Roussel took that offer. Over the summer, crews performed $14,157 worth of improvements on her Grandview Avenue home, including a $500 energy audit in February. They filled walls and attics with insulation and scoured the corners of closets and crawl spaces looking for air leaks and holes.
Energy auditors from Community Concepts tested her home again in June to check up on the contractors’ work and found improvements that should cut her energy bill in half.
That qualified her for a $3,000 grant from Efficiency Maine. She received an additional $1,000 grant because she finished the work before the end of August.
By calculating her energy savings, Roussel figures she will have paid off the remaining $10,157 worth of improvements in seven years.
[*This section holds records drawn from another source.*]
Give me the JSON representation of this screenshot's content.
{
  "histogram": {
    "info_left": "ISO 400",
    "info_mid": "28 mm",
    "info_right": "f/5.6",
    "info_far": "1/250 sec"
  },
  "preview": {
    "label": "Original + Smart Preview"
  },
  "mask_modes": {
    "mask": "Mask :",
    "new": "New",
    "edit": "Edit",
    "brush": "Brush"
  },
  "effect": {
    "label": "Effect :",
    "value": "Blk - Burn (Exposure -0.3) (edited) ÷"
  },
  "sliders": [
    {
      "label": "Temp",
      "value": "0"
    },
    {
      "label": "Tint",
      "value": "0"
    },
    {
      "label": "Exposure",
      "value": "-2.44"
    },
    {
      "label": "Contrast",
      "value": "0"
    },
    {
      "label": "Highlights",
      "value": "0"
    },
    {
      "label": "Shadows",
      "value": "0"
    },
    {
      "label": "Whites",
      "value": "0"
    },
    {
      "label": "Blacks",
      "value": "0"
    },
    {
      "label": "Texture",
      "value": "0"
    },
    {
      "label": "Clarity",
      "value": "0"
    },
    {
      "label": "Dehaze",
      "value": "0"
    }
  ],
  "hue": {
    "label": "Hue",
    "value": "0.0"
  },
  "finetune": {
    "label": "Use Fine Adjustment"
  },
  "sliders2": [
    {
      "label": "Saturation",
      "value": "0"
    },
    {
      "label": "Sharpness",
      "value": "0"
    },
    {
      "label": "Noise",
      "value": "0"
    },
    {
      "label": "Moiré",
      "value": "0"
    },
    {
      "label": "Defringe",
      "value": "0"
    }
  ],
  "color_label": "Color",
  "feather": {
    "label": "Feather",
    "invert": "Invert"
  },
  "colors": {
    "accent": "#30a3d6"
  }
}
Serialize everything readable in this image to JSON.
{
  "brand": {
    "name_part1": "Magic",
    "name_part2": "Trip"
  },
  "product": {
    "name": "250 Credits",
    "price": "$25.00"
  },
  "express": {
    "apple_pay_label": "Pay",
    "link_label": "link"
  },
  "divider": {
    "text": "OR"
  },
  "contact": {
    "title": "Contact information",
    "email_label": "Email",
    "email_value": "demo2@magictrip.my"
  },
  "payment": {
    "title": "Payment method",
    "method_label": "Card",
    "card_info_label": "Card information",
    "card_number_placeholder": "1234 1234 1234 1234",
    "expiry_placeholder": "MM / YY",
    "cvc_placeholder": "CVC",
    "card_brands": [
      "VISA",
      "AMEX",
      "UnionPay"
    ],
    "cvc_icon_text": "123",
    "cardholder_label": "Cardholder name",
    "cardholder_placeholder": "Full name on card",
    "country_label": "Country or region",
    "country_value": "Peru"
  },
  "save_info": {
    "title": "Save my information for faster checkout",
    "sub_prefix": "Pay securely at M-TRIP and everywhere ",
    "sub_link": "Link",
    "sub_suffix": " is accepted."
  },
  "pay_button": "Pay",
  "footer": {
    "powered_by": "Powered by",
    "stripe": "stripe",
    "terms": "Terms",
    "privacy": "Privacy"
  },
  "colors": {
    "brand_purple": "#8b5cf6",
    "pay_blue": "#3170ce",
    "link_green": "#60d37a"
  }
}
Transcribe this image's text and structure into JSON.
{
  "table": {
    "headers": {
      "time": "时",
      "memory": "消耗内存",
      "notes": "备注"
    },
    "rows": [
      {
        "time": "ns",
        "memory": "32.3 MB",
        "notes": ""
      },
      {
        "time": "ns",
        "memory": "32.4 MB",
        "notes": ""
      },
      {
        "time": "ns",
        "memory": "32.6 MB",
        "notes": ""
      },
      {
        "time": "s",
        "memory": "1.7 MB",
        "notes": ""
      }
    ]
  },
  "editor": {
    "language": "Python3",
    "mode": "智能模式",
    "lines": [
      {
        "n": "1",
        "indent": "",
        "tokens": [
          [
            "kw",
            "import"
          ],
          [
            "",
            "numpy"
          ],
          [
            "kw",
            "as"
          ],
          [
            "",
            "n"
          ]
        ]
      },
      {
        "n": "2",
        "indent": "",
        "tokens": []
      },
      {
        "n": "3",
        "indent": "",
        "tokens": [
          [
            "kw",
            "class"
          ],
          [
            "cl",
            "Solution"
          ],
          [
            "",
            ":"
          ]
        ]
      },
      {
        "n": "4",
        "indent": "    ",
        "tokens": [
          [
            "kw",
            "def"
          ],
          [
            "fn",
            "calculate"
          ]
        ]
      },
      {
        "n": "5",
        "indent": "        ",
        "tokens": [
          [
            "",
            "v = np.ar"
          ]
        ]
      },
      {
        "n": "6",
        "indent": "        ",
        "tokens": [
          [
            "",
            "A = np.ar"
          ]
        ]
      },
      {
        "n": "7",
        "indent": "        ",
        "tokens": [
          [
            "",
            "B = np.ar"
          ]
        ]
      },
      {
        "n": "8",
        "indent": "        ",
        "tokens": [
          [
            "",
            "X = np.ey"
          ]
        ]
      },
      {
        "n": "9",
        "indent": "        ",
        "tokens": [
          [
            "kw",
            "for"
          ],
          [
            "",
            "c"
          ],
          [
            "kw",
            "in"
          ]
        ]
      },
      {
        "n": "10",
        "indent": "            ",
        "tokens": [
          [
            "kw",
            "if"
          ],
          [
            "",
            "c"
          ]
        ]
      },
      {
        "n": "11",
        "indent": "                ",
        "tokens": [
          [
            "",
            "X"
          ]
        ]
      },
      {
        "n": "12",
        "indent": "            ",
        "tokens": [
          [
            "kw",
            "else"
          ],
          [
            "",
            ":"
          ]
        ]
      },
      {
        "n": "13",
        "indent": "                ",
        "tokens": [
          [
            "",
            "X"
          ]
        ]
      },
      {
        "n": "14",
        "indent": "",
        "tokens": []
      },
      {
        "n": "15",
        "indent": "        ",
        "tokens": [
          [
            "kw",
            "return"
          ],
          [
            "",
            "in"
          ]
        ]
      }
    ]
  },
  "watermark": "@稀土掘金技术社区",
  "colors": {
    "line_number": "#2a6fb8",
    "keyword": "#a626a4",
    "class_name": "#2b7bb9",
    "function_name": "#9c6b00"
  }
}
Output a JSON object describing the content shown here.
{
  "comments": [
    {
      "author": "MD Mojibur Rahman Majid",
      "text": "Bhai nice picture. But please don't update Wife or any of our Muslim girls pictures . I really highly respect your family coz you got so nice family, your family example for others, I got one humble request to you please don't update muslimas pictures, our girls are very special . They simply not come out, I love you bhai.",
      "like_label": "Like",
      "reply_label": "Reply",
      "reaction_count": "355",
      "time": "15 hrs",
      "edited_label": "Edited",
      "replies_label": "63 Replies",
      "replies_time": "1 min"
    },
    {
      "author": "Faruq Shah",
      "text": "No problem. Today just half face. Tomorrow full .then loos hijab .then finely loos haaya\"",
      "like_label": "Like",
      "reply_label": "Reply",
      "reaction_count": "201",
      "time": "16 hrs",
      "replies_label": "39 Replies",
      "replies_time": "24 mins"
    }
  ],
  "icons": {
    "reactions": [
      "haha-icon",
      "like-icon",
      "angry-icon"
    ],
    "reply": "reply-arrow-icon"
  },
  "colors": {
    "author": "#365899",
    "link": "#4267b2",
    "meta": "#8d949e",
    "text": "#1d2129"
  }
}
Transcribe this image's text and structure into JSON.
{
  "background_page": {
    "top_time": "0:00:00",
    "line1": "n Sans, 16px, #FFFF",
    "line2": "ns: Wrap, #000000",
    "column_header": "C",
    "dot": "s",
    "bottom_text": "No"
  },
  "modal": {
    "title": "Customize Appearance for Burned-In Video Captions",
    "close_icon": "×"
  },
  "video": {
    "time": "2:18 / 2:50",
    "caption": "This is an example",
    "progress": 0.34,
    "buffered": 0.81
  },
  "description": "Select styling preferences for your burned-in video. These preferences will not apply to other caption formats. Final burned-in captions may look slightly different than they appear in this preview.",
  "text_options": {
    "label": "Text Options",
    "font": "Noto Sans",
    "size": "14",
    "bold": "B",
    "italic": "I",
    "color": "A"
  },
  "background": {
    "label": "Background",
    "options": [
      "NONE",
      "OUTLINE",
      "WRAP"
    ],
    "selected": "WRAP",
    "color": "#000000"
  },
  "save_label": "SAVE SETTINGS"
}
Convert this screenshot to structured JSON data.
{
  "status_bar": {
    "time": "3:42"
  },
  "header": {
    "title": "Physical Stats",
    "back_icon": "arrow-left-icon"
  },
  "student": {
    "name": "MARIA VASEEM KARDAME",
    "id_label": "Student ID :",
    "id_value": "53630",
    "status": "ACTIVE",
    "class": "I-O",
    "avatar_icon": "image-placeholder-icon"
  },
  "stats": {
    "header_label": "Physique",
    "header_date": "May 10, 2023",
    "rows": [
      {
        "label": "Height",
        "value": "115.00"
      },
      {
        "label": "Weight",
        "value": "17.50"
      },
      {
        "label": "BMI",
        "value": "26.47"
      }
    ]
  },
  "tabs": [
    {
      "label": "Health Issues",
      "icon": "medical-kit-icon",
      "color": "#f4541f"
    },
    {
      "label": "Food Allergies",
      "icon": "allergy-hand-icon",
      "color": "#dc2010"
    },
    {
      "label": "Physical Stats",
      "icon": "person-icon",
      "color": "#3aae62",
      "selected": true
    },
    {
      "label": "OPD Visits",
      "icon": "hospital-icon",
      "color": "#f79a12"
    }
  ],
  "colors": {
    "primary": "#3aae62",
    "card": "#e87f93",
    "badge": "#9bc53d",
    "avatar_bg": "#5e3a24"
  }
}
“It’s a great program and it’s something I want to tell people about,” Roussel said.
Andy Meyer, manager of Efficiency Maine’s residential program, said the program is available to homeowners of all income types. Efficiency Maine is promoting the program especially hard now, but there has been plenty of interest anyway.
“Now is a good time to be thinking about this,” Meyer said. “The weather is starting to change, and people are having to fill up that oil tank again. It’s a good time to start thinking about efficiency.”
Roussel said it was on her mind last winter. She had just retired and spent every day last winter in her home for the first time. With the thermostat locked at 60 degrees, some rooms were comfortable while other were freezing.
She jumped at the chance to winterize, registering for the program almost as soon as it was announced.
The audit showed that her home, built in 1919, had some wide open holes and lacked modern insulation. The only insulation on her attic walls, for example, was an inch-thick quilt of brown craft paper filled with seaweed.
“It was the original insulation that came with the house,” she said. “We couldn’t figure out what it was, but the contractor investigated it on the Internet.”
Now, her attic and all of her walls are filled with blown-in insulation. Crews had to tear down paneling in her basement to fill those walls with insulation, then installed new Sheetrock walls.
Crews also sealed off a crawl space and patched other small holes around the house.
“When he first came through, the auditor said that all of the leaks in my house, when added together, would have been the size of a living room window, just left open,” she said.